Fueron reducidos a meros ecos en el mar de nuestra sociedad que cada vez, pretenden algunos, sea menos diverso en el hábitat de la crítica y donde las olas deben romper siempre en el mismo sentido.

Es tiempo de llorar a todos los que ya no están con nosotros y, créanme, son inasumibles: miles y miles. Ahora toca pensar en la lucha sanitaria que libramos con los profesionales como valientes miembros de una avanzadilla y unirnos como sociedad para doblegar la fiereza del virus, pero ello no quita que el pensamiento libre, siempre basado en información veraz, actúe si se confirman errores graves de gestión que son incuestionables a estas alturas.

Serán los españoles, cuando toque, y los tribunales, también en su momento, los que dicten sentencia de lo acaecido en España. Si las manifestaciones del 8-M, las mascletás o cualquier concentración masiva de personas en torno a ese periodo fueron una temeridad o, quizás, algo más.

Pero además de los terribles efectos sociales y sanitarios, están las graves consecuencias económicas. La Comunidad Valenciana va a pasar, como todos los territorios, por una travesía dura que ya se refleja en los centenares de miles de afectados por los ERTEs. Nuestra economía de pymes, con un fuerte pilar turístico y con la exportación como seña de identidad, va a registrar un gran terremoto.

Por ello, tenemos que facilitar la vida de las personas y de las empresas que los emplean y claro está que no puede haber subida de impuestos, sino moratorias en el cobro de tasas o bonificaciones del IBI para los inmuebles destinados a actividades económicas y del IAE para actividades no esenciales. Y habrá que ayudar a los autónomos con medidas decididas y no como las que se han puesto en marcha hasta la fecha. A cero ingresos, cero cuotas a la Seguridad Social

Nuestro motor económico se ha paralizado y no debemos perder ni un minuto en cambiarlo y arrancarlo.

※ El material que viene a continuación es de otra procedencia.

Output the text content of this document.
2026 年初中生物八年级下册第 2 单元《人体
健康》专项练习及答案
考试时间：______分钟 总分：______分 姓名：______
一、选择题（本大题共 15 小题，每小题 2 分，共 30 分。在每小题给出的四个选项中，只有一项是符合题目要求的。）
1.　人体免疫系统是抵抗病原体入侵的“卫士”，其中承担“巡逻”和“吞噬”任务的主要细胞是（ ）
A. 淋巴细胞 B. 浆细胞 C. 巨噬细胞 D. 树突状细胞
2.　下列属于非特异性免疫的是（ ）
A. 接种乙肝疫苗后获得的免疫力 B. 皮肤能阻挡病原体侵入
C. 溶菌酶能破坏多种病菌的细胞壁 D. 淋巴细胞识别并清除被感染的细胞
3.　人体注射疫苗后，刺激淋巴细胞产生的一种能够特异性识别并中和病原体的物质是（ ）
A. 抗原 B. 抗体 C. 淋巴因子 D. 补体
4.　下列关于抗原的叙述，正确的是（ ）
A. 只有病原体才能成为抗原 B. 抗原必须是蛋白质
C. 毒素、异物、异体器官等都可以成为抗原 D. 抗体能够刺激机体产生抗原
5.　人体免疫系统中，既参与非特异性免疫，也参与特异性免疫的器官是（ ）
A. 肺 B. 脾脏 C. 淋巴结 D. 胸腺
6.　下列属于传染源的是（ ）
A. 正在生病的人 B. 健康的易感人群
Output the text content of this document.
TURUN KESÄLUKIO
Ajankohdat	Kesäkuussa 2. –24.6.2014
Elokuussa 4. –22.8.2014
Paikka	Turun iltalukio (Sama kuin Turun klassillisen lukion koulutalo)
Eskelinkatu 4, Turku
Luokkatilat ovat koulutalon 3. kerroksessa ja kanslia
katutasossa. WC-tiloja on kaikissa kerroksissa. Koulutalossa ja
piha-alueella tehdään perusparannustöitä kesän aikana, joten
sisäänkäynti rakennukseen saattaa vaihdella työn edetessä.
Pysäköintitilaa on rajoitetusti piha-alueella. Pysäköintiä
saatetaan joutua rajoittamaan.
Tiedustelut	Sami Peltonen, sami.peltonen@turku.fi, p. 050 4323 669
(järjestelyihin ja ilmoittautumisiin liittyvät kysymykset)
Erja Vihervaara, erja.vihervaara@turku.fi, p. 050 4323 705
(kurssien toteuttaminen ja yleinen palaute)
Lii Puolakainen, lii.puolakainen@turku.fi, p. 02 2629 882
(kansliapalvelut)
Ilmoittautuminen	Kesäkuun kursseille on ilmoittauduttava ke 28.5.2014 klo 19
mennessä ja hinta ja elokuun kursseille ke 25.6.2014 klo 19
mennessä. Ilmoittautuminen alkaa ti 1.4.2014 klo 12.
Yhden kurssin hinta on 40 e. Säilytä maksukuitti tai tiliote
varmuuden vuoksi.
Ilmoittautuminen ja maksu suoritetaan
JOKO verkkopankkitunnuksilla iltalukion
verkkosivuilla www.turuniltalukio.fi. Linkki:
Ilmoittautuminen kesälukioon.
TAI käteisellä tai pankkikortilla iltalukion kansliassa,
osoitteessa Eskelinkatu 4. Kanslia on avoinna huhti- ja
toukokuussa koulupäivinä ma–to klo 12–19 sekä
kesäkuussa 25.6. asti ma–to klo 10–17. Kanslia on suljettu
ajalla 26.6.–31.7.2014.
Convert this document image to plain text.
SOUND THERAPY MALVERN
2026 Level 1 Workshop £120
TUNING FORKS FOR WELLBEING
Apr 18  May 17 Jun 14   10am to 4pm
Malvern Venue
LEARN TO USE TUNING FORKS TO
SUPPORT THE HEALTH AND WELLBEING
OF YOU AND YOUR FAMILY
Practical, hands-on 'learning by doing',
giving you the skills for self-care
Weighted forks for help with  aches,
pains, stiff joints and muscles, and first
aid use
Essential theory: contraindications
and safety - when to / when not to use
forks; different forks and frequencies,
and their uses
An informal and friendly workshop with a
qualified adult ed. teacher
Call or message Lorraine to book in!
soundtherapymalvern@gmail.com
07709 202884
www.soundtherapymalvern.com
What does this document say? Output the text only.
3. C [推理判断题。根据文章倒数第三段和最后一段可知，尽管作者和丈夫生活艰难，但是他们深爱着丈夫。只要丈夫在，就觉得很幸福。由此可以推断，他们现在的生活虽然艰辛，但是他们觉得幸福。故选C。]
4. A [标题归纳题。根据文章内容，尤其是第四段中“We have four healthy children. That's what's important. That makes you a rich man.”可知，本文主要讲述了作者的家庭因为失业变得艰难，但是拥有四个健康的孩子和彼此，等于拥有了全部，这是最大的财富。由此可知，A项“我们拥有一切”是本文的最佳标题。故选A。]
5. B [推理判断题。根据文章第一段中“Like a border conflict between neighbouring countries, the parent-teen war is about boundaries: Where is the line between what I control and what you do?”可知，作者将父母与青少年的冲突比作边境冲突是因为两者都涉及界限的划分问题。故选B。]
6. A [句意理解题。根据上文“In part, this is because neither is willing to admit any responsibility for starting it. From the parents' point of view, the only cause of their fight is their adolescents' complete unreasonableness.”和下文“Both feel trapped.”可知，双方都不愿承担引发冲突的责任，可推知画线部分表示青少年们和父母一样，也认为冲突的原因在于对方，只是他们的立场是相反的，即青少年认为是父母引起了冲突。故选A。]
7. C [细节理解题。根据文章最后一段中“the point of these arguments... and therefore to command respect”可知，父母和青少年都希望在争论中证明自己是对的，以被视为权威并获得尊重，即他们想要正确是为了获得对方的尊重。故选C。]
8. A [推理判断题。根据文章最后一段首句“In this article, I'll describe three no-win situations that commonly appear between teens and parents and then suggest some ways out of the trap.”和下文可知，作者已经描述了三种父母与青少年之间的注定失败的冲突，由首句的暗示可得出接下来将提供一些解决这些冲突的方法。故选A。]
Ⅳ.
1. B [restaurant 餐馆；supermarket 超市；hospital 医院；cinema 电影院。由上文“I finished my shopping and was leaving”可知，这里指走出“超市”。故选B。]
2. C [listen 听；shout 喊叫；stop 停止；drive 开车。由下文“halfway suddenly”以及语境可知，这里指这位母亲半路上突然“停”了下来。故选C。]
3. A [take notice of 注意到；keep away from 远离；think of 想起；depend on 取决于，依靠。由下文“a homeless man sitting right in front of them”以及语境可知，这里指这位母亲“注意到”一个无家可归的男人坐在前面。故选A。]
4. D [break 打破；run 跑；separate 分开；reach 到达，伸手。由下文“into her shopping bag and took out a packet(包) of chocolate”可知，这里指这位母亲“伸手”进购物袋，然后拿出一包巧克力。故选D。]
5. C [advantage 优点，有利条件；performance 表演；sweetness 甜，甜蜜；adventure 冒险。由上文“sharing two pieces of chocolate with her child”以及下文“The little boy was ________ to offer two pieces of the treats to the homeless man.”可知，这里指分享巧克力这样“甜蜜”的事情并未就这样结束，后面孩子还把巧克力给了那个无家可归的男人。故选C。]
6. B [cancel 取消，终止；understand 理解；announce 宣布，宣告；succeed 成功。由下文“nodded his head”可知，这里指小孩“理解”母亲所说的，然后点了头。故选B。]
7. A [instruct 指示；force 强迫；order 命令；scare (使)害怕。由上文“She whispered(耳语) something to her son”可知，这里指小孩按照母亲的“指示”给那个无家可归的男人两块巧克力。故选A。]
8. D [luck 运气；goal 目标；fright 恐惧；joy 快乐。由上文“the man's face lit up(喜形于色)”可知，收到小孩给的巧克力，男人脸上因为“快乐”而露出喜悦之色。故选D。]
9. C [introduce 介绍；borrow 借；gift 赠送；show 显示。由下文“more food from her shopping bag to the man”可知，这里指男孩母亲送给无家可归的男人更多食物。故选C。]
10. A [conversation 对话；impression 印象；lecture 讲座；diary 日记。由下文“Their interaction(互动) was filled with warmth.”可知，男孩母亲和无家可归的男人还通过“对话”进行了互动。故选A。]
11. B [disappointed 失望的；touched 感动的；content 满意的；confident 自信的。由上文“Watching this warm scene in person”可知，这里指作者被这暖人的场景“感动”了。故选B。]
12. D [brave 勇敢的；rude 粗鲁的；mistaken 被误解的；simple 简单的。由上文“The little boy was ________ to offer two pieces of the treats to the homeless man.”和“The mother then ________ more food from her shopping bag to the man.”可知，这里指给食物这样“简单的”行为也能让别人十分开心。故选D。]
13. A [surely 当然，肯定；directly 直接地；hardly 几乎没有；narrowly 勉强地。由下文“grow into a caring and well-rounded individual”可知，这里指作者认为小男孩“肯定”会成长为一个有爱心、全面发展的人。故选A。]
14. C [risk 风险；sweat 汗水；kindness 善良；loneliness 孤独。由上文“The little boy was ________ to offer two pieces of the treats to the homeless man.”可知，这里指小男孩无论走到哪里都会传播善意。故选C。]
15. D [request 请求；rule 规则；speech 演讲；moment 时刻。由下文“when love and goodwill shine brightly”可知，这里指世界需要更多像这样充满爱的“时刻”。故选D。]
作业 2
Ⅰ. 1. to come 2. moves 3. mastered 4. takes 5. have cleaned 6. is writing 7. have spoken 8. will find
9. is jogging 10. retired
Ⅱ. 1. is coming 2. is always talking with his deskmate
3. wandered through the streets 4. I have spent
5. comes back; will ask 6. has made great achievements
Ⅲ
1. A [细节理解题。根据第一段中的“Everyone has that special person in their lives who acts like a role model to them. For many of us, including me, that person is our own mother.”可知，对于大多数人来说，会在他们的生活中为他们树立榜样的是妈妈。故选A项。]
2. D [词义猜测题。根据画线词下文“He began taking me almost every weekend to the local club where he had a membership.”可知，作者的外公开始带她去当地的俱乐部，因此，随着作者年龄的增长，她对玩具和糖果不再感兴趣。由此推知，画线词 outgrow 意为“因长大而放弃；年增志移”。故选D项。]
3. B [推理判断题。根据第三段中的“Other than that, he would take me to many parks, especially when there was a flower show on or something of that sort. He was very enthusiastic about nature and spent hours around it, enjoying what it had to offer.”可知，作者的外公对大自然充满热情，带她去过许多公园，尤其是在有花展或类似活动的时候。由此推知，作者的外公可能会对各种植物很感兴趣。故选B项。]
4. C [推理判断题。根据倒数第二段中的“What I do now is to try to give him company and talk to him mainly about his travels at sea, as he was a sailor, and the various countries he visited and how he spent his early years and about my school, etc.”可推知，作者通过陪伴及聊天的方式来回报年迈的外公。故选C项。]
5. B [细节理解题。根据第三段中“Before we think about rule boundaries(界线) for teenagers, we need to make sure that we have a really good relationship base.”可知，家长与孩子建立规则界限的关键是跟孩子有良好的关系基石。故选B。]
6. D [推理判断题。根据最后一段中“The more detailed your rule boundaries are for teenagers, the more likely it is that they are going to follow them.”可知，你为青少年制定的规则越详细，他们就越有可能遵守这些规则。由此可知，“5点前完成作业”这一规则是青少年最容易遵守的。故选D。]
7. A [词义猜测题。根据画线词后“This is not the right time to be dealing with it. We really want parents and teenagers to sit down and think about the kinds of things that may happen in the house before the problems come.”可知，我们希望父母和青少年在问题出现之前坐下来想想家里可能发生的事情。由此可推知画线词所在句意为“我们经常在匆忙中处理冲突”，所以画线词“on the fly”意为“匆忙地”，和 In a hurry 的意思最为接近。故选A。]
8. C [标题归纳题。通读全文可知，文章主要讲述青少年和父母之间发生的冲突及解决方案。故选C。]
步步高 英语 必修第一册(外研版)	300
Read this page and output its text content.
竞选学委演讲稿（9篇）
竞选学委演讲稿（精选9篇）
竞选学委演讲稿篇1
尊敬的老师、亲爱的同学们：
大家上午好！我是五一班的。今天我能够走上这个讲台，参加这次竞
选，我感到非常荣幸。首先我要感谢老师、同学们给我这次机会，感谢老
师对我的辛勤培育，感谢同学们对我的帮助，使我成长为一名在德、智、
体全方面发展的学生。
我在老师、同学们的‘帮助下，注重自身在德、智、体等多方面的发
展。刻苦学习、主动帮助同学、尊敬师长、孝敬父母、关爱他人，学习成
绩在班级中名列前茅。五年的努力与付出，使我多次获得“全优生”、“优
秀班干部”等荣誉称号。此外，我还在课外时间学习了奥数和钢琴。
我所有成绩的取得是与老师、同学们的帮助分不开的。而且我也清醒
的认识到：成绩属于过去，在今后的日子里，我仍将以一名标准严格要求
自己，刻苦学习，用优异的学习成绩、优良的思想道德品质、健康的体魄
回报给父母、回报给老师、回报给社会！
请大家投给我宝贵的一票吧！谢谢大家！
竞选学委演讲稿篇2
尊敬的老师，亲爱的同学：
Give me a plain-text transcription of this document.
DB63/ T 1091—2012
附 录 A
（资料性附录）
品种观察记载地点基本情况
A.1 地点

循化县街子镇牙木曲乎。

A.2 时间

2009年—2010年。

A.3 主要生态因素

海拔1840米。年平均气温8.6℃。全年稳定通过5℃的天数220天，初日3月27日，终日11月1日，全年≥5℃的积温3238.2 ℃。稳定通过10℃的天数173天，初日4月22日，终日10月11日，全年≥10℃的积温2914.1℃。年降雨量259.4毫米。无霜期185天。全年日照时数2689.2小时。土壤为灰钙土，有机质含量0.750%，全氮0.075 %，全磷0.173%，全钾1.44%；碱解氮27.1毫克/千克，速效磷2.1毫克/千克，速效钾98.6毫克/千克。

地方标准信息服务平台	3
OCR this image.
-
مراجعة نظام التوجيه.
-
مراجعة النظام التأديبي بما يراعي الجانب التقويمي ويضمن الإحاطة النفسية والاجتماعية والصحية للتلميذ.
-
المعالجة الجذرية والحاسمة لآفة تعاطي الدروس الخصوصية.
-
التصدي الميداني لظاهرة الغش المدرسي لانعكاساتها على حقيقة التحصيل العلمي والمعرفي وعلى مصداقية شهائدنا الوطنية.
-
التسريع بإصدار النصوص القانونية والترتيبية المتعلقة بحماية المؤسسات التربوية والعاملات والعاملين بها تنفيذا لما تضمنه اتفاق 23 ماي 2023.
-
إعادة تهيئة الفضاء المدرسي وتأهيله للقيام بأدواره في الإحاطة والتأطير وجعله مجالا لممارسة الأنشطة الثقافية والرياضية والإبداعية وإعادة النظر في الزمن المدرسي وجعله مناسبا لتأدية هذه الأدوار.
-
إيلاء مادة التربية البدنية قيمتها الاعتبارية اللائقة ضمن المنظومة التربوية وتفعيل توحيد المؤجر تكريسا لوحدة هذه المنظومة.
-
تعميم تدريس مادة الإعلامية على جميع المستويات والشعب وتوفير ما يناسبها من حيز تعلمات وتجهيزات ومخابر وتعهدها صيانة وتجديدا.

Los valencianos tenemos espíritu emprendedor y la suficiente valentía para superar esta emergencia de la que apenas encontramos paralelismos. La reflexión, la autocrítica y también la crítica nos deben concernir a todos. Especialmente a los políticos por nuestra condición de representantes de la ciudadanía. Y a los medios de comunicación como lo que siempre son en tiempos de libertad: el necesario contrapoder y la luz allá donde se quieren imponer las sombras de la censura. Solo así, entre todos, sanaremos como sociedad y podremos abrir los ojos, de nuevo, cada mañana, y disipar el escalofrío de la incertidumbre que ahora recorre nuestros cuerpos y nuestras mentes.

Estos días he estado continuamente trazando una línea mental con todos los que nos precedieron, aquellos de los que tanto hemos leído o escuchado. Mi abuela, por ejemplo, siempre contaba que su padre celebraba haber podido superar los 50 años, pues se le había transmitido desde su infancia que todos sus antecesores habían muerto antes de esa edad. La concepción de la vida es algo que va a variar. Creo que cuando todo esto pase habremos afianzado una nueva relación con el tiempo en la cual se habrá revalorizado el presente (temporal y geográfico) y la lucha por tener un existir satisfactorio, no un tránsito acelerado entre múltiples presentes volátiles solo valiosos por la acumulación y cantidad de ellos. Y si de verdad se opera ese cambio, en el ámbito íntimo estaremos preparados para combatir el virus. Somos mucho más fuertes de lo que nos imaginamos.